Quand la négociation est inenvisageable

François Pellerin
3 min readJun 29, 2022

Ma contribution au numéro récent des cahiers de l’IPSI sur le dialogue social est un témoignage, que j’avais gardé pour moi jusqu’à présent, de la façon dont se construit la défiance dans les entreprises. Cet événement, qui a 12 ans maintenant, a fondé mon engagement pour la transformation du management dans les entreprises en France, et en particulier dans les entreprises industrielles.

François Pellerin anime le projet Design du Travail de la chaire « Futurs de l’Industrie et du Travail » de Mines Paris Tech. Il revient sur un épisode de sa vie professionnelle portant sur un lieu très symbolique : la machine à café. Elle devrait être le symbole de la discussion, et pourtant lors d’une rénovation d’usine, le choix de son emplacement a cristallisé les tensions entre salariés et employeurs. Une anecdote qui révèle que parfois (souvent ?) on ne conçoit le dialogue que dans l’affrontement et la loi du plus fort.

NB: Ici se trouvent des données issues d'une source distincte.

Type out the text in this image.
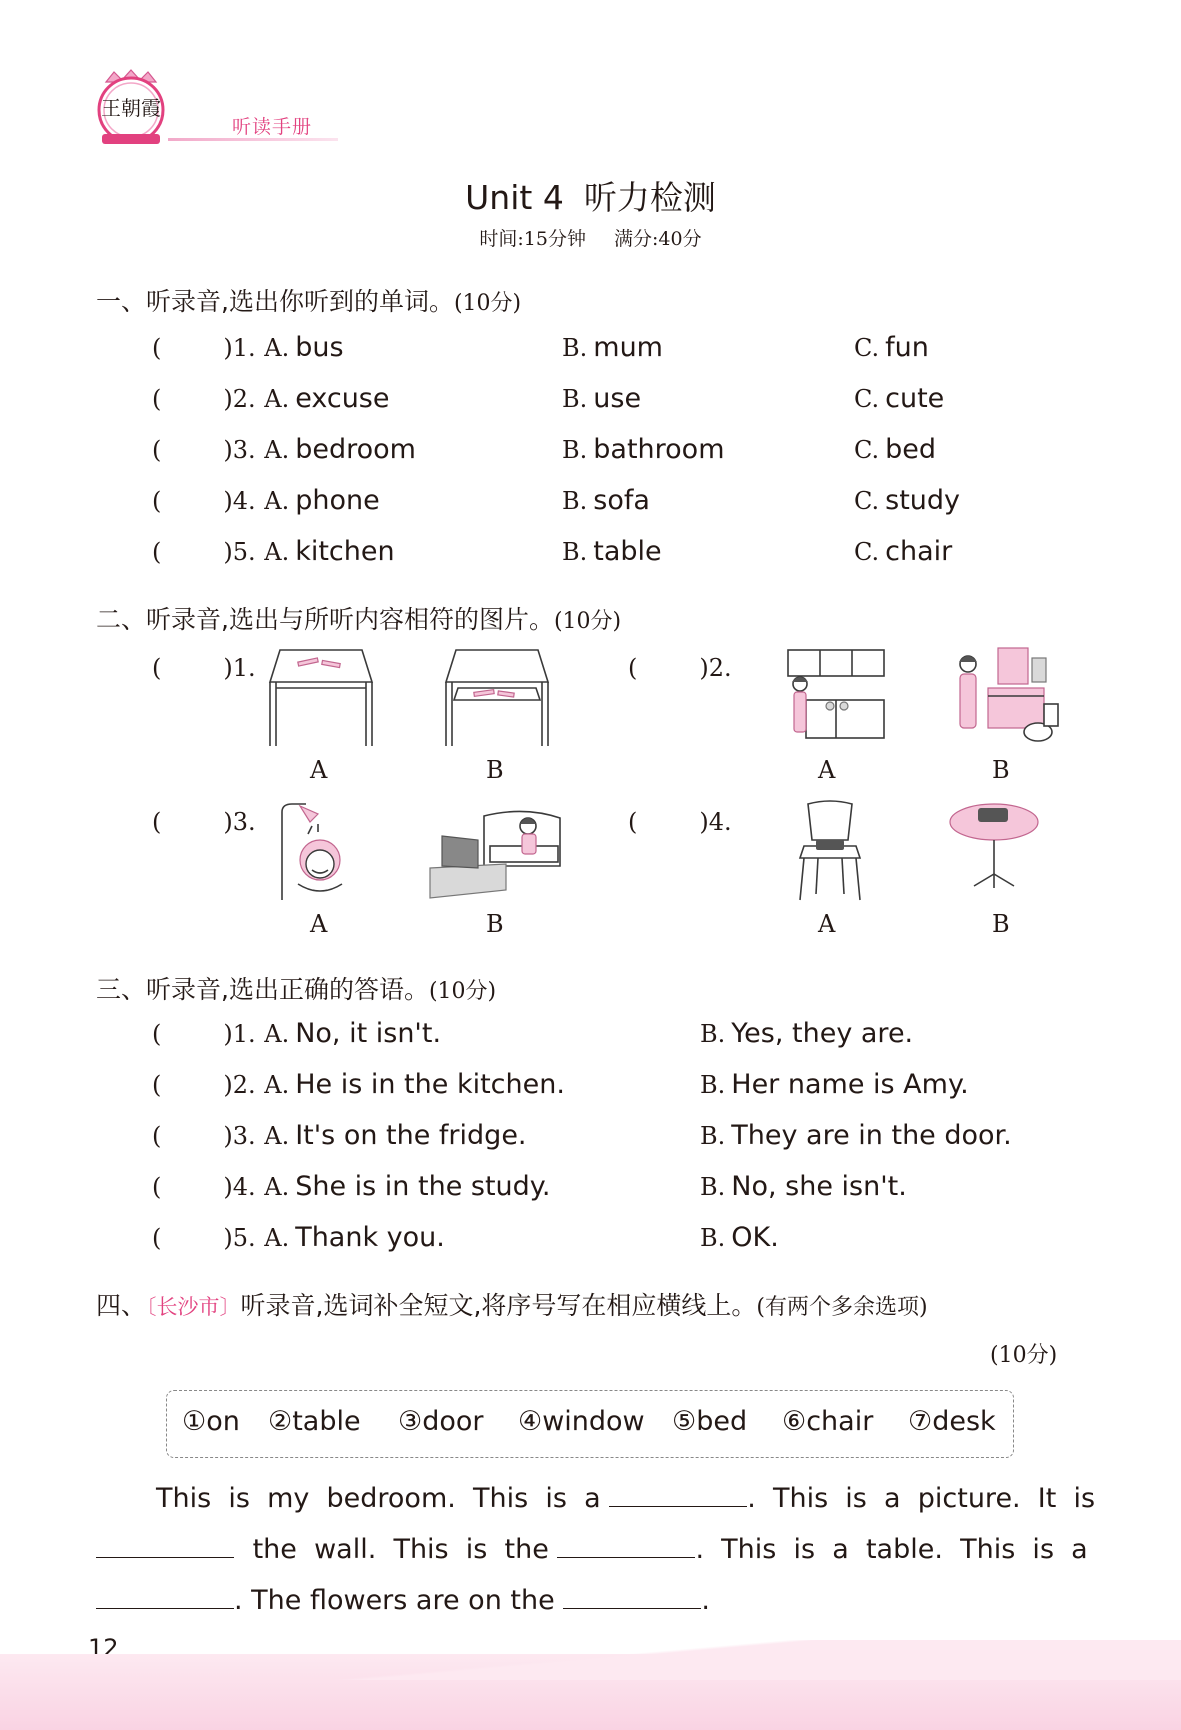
王朝霞
听读手册
Unit 4 听力检测
时间:15分钟 满分:40分
一、听录音,选出你听到的单词。(10分)
(	)1. A. bus	B. mum	C. fun
(	)2. A. excuse	B. use	C. cute
(	)3. A. bedroom	B. bathroom	C. bed
(	)4. A. phone	B. sofa	C. study
(	)5. A. kitchen	B. table	C. chair
二、听录音,选出与所听内容相符的图片。(10分)
(	)1.
A	B
(	)2.
A	B
(	)3.
A	B
(	)4.
A	B
三、听录音,选出正确的答语。(10分)
(	)1. A. No, it isn't.	B. Yes, they are.
(	)2. A. He is in the kitchen.	B. Her name is Amy.
(	)3. A. It's on the fridge.	B. They are in the door.
(	)4. A. She is in the study.	B. No, she isn't.
(	)5. A. Thank you.	B. OK.
四、〔长沙市〕听录音,选词补全短文,将序号写在相应横线上。(有两个多余选项)
(10分)
①on ②table ③door ④window ⑤bed ⑥chair ⑦desk
This  is  my  bedroom.  This  is  a	.  This  is  a  picture.  It  is
the  wall.  This  is  the	.  This  is  a  table.  This  is  a
. The flowers are on the	.
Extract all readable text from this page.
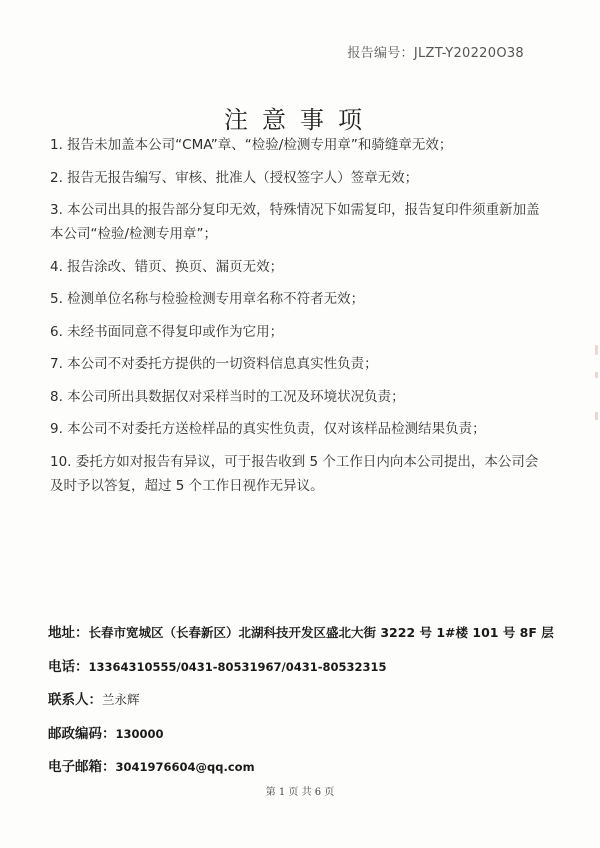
报告编号：JLZT-Y20220O38
注意事项
1. 报告未加盖本公司“CMA”章、“检验/检测专用章”和骑缝章无效；
2. 报告无报告编写、审核、批准人（授权签字人）签章无效；
3. 本公司出具的报告部分复印无效，特殊情况下如需复印，报告复印件须重新加盖本公司“检验/检测专用章”；
4. 报告涂改、错页、换页、漏页无效；
5. 检测单位名称与检验检测专用章名称不符者无效；
6. 未经书面同意不得复印或作为它用；
7. 本公司不对委托方提供的一切资料信息真实性负责；
8. 本公司所出具数据仅对采样当时的工况及环境状况负责；
9. 本公司不对委托方送检样品的真实性负责，仅对该样品检测结果负责；
10. 委托方如对报告有异议，可于报告收到 5 个工作日内向本公司提出，本公司会及时予以答复，超过 5 个工作日视作无异议。
地址：长春市宽城区（长春新区）北湖科技开发区盛北大街 3222 号 1#楼 101 号 8F 层
电话：13364310555/0431-80531967/0431-80532315
联系人：兰永辉
邮政编码：130000
电子邮箱：3041976604@qq.com
第 1 页 共 6 页
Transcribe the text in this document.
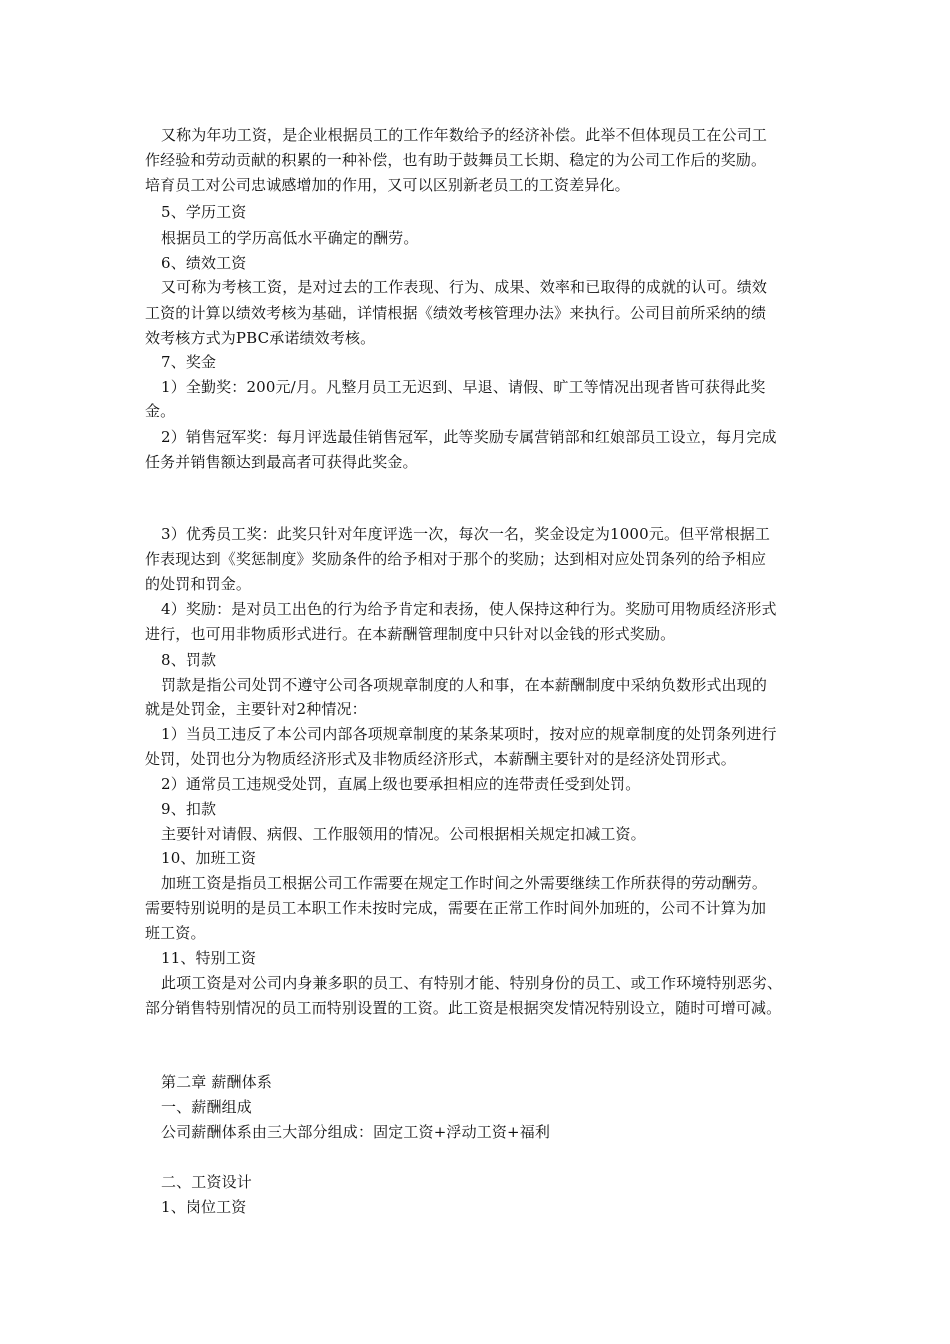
又称为年功工资，是企业根据员工的工作年数给予的经济补偿。此举不但体现员工在公司工

作经验和劳动贡献的积累的一种补偿，也有助于鼓舞员工长期、稳定的为公司工作后的奖励。

培育员工对公司忠诚感增加的作用，又可以区别新老员工的工资差异化。

5、学历工资

根据员工的学历高低水平确定的酬劳。

6、绩效工资

又可称为考核工资，是对过去的工作表现、行为、成果、效率和已取得的成就的认可。绩效

工资的计算以绩效考核为基础，详情根据《绩效考核管理办法》来执行。公司目前所采纳的绩

效考核方式为PBC承诺绩效考核。

7、奖金

1）全勤奖：200元/月。凡整月员工无迟到、早退、请假、旷工等情况出现者皆可获得此奖

金。

2）销售冠军奖：每月评选最佳销售冠军，此等奖励专属营销部和红娘部员工设立，每月完成

任务并销售额达到最高者可获得此奖金。

3）优秀员工奖：此奖只针对年度评选一次，每次一名，奖金设定为1000元。但平常根据工

作表现达到《奖惩制度》奖励条件的给予相对于那个的奖励；达到相对应处罚条列的给予相应

的处罚和罚金。

4）奖励：是对员工出色的行为给予肯定和表扬，使人保持这种行为。奖励可用物质经济形式

进行，也可用非物质形式进行。在本薪酬管理制度中只针对以金钱的形式奖励。

8、罚款

罚款是指公司处罚不遵守公司各项规章制度的人和事，在本薪酬制度中采纳负数形式出现的

就是处罚金，主要针对2种情况：

1）当员工违反了本公司内部各项规章制度的某条某项时，按对应的规章制度的处罚条列进行

处罚，处罚也分为物质经济形式及非物质经济形式，本薪酬主要针对的是经济处罚形式。

2）通常员工违规受处罚，直属上级也要承担相应的连带责任受到处罚。

9、扣款

主要针对请假、病假、工作服领用的情况。公司根据相关规定扣减工资。

10、加班工资

加班工资是指员工根据公司工作需要在规定工作时间之外需要继续工作所获得的劳动酬劳。

需要特别说明的是员工本职工作未按时完成，需要在正常工作时间外加班的，公司不计算为加

班工资。

11、特别工资

此项工资是对公司内身兼多职的员工、有特别才能、特别身份的员工、或工作环境特别恶劣、

部分销售特别情况的员工而特别设置的工资。此工资是根据突发情况特别设立，随时可增可减。

第二章 薪酬体系

一、薪酬组成

公司薪酬体系由三大部分组成：固定工资+浮动工资+福利

二、工资设计

1、岗位工资
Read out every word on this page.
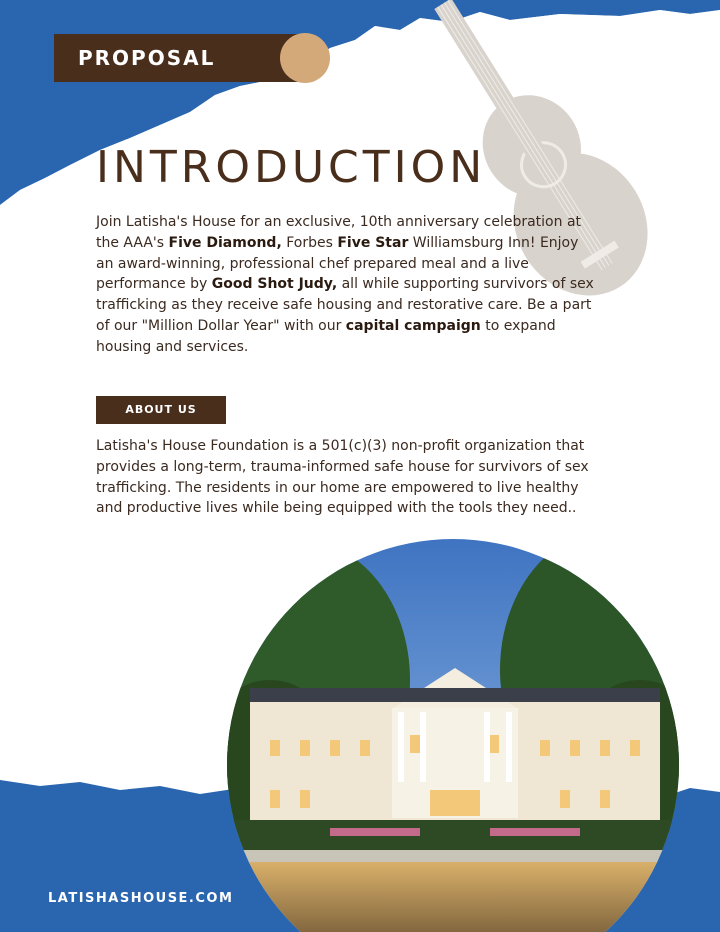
PROPOSAL
INTRODUCTION

Join Latisha's House for an exclusive, 10th anniversary celebration at the AAA's Five Diamond, Forbes Five Star Williamsburg Inn! Enjoy an award-winning, professional chef prepared meal and a live performance by Good Shot Judy, all while supporting survivors of sex trafficking as they receive safe housing and restorative care. Be a part of our "Million Dollar Year" with our capital campaign to expand housing and services.

ABOUT US

Latisha's House Foundation is a 501(c)(3) non-profit organization that provides a long-term, trauma-informed safe house for survivors of sex trafficking. The residents in our home are empowered to live healthy and productive lives while being equipped with the tools they need..

LATISHASHOUSE.COM
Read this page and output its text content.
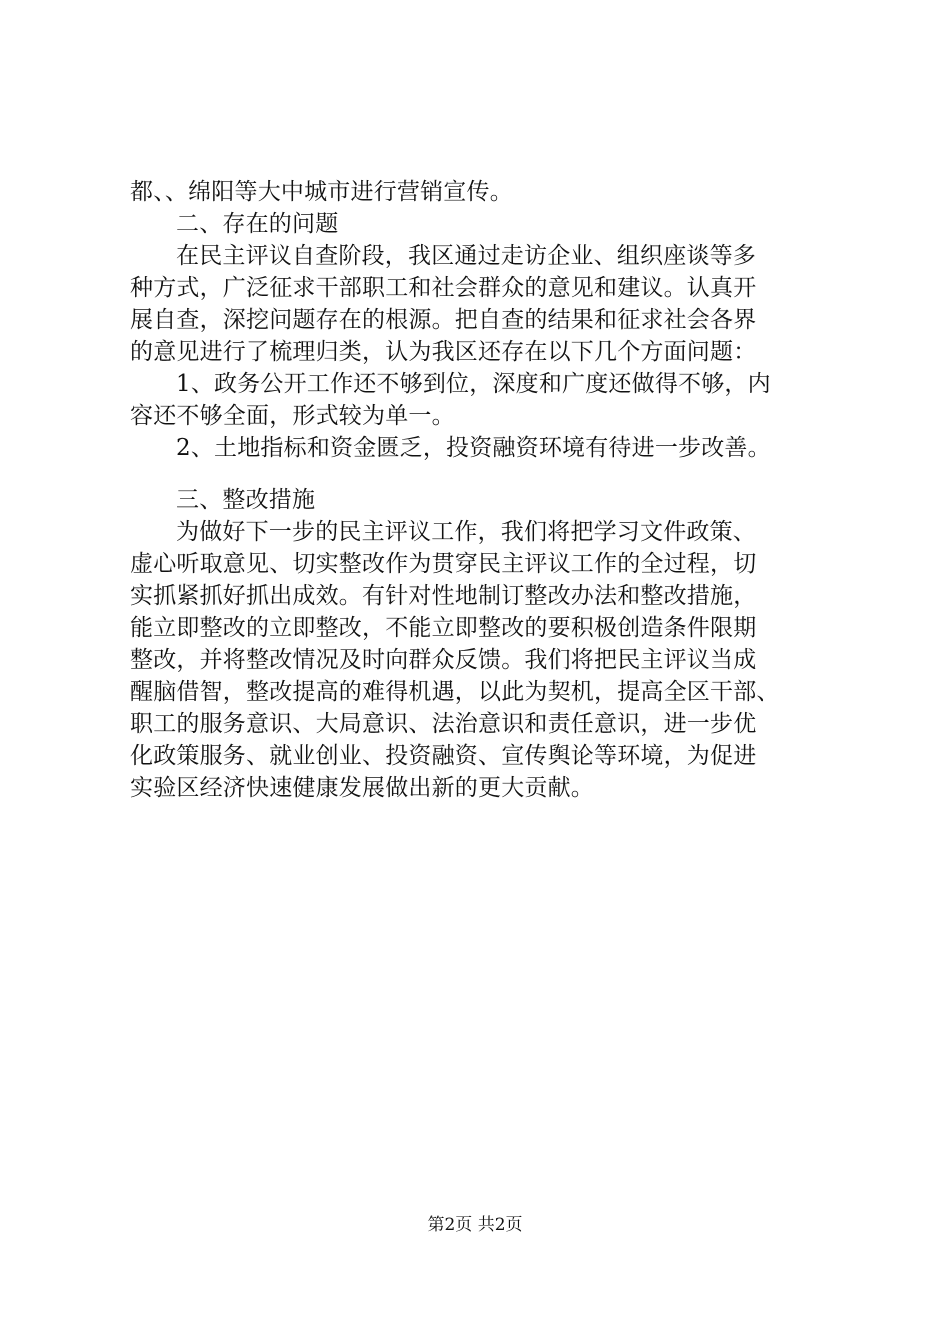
都、、绵阳等大中城市进行营销宣传。
二、存在的问题
在民主评议自查阶段，我区通过走访企业、组织座谈等多
种方式，广泛征求干部职工和社会群众的意见和建议。认真开
展自查，深挖问题存在的根源。把自查的结果和征求社会各界
的意见进行了梳理归类，认为我区还存在以下几个方面问题：
1、政务公开工作还不够到位，深度和广度还做得不够，内
容还不够全面，形式较为单一。
2、土地指标和资金匮乏，投资融资环境有待进一步改善。
三、整改措施
为做好下一步的民主评议工作，我们将把学习文件政策、
虚心听取意见、切实整改作为贯穿民主评议工作的全过程，切
实抓紧抓好抓出成效。有针对性地制订整改办法和整改措施，
能立即整改的立即整改，不能立即整改的要积极创造条件限期
整改，并将整改情况及时向群众反馈。我们将把民主评议当成
醒脑借智，整改提高的难得机遇，以此为契机，提高全区干部、
职工的服务意识、大局意识、法治意识和责任意识，进一步优
化政策服务、就业创业、投资融资、宣传舆论等环境，为促进
实验区经济快速健康发展做出新的更大贡献。
第2页 共2页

« L’action se passe dans une entreprise du secteur aéronautique. Les ouvriers de ce secteur, appelés Compagnons, sont pointus dans leur travail, et très dynamiques sur le plan social : ils ont su s’attacher des rémunérations élevées — de l’ordre de 2 500 euros nets pour un salaire moyen. Ils défendent ces acquis, avec des grèves perlées notamment : on s’arrête 10 minutes toutes les heures — et ça dure pendant trois mois s’il le faut. J’y ai découvert une culture de l’affrontement : le capital contre le travail. Il faut montrer les muscles. Le dialogue n’est que conflictuel. Entre 2000 et 2010, nous avons travaillé sur la reconstruction du site industriel, dont les bâtiments dataient des années 40. Je me suis rendu compte tout d’abord que ce projet était perçu comme une menace par la CGT : elle n’appréciait pas que la direction envoie un signal positif de rénovation, car elle se nourrit du conflit, tout simplement. Nous étions dans la défiance la plus complète. Mais surtout, j’ai été pris de court par le Comité de direction. En effet, un des aspects clés du projet était de rapprocher physiquement la Conception de la Fabrication, qui se trouvaient aux deux extrémités du site. Dans toutes les industries du monde, ces deux univers s’opposent et se renvoient la balle en cas de problème. L’enjeu était de favoriser le dialogue entre eux et c’est pourquoi le projet a mis le bureau d’études au milieu de l’outil de production. Un bâtiment central avec le bureau d’études, 4 grands ateliers de production autour, et des arches dans le bâtiment central pour abriter les machines à café et réunir tout le monde en bas. Mais lorsqu’en 2010, il a fallu mettre en service le nouveau site, ça a été le grand coup de pied sur le frein… Le Comité de direction m’a fait passer le message : “ Ce n’est pas possible que les compagnons sortent de l’atelier pour prendre leur café. Ils ne seront plus sous les yeux de leur chef.” C’est ainsi que j’ai découvert combien la défiance était réciproque. Pourtant, on sait bien qu’à la machine à café, on ne parle pas que de ses vacances. On discute du travail, on y règle des problèmes. C’est un lieu stratégique. Quand j’ai vu que le Comité de direction faisait blocage, et surtout que ce blocage reposait sur la surenchère (c’est à celui qui tapera le plus fort sur la table : “ Ils ne vont pas nous emmerder longtemps ”), et une fois le projet terminé, j’ai décidé de quitter l’entreprise.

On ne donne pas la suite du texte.